Of course, LASzip is not an official part of the LAS standard maintained by ASPRS. This puts it into the realm of de facto, as opposed to de jure, standards. Open source developers are strong advocates of interoperability and do not lightly invent new versions of formats but where the communitys need is evident, as in this case, such a move is justified. De facto standards are successful if vendors adopt them and the users find them helpful (often a chicken-and-egg situation). The open source path has historically shown to be an excellent way to develop and maintain bottom-up standards like this, especially as the geospatial world continues to move away from proprietary file formats and vendor lock-in.

The LASzip library is released under the LGPL license; this does require any changes you make to the LASzip code to be publically released, but as long as you use LASzip as a shared library, those licensing terms do not apply to the rest of your application code. Using LGPL for implementing a file format like this is a wise choice: it discourages unscrupulous persons from modifying the underlying algorithms to create incompatible versions of the format.

Looking Forward

There are lots of other file formats out there besides LAS. ASCII/XYZ is widely used, but is notoriously uncompressed; the new E57 file format was introduced earlier this year with a little compression support, but not much. The lossless compression algorithms used in LASzip could be used to add compression to those two formats as well.

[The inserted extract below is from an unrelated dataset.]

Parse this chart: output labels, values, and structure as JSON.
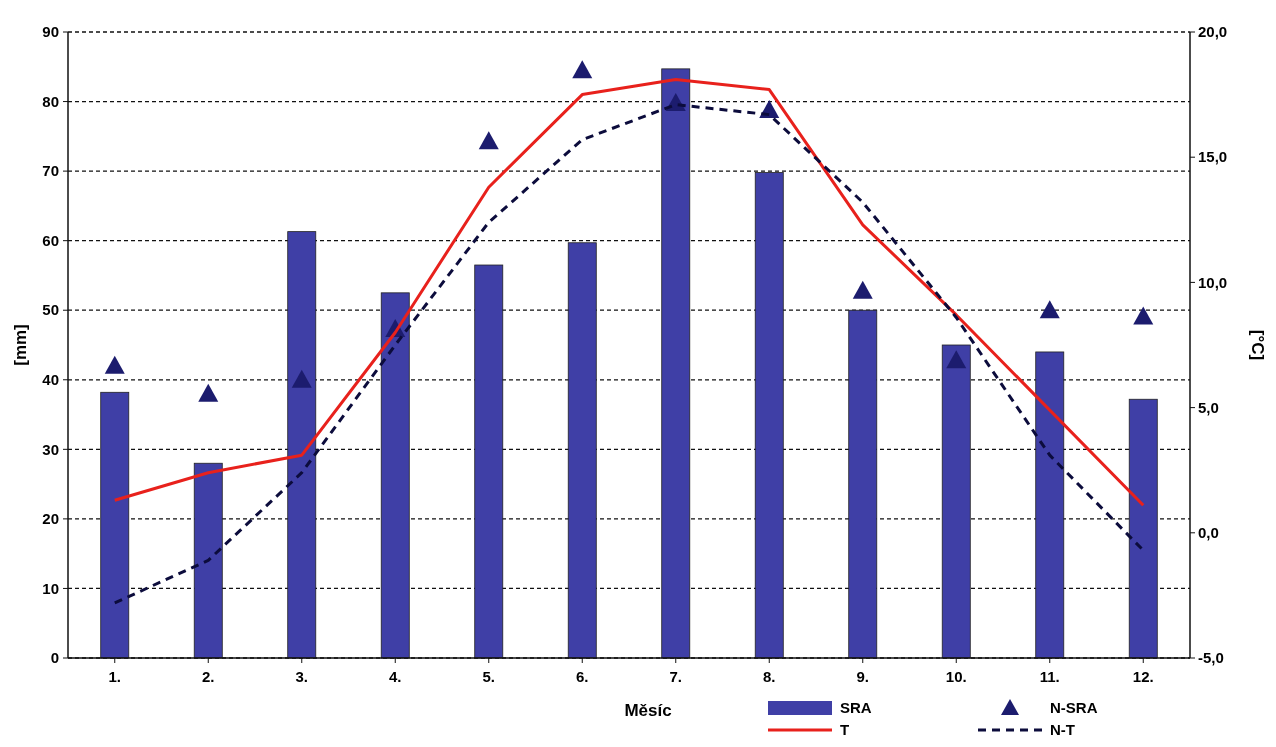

Some work has been done towards supporting lossy compression of point clouds, but to date the results have been computationally inefficient (relative to the compression rates achieved), have incurred an unacceptable degree of quality loss, or have not been released as open, nonproprietary specifications.

It is certain that, despite dropping disk prices, the need for compression of LiDAR data will continue, and the open standards and open source communities will continue to work together to meet that need.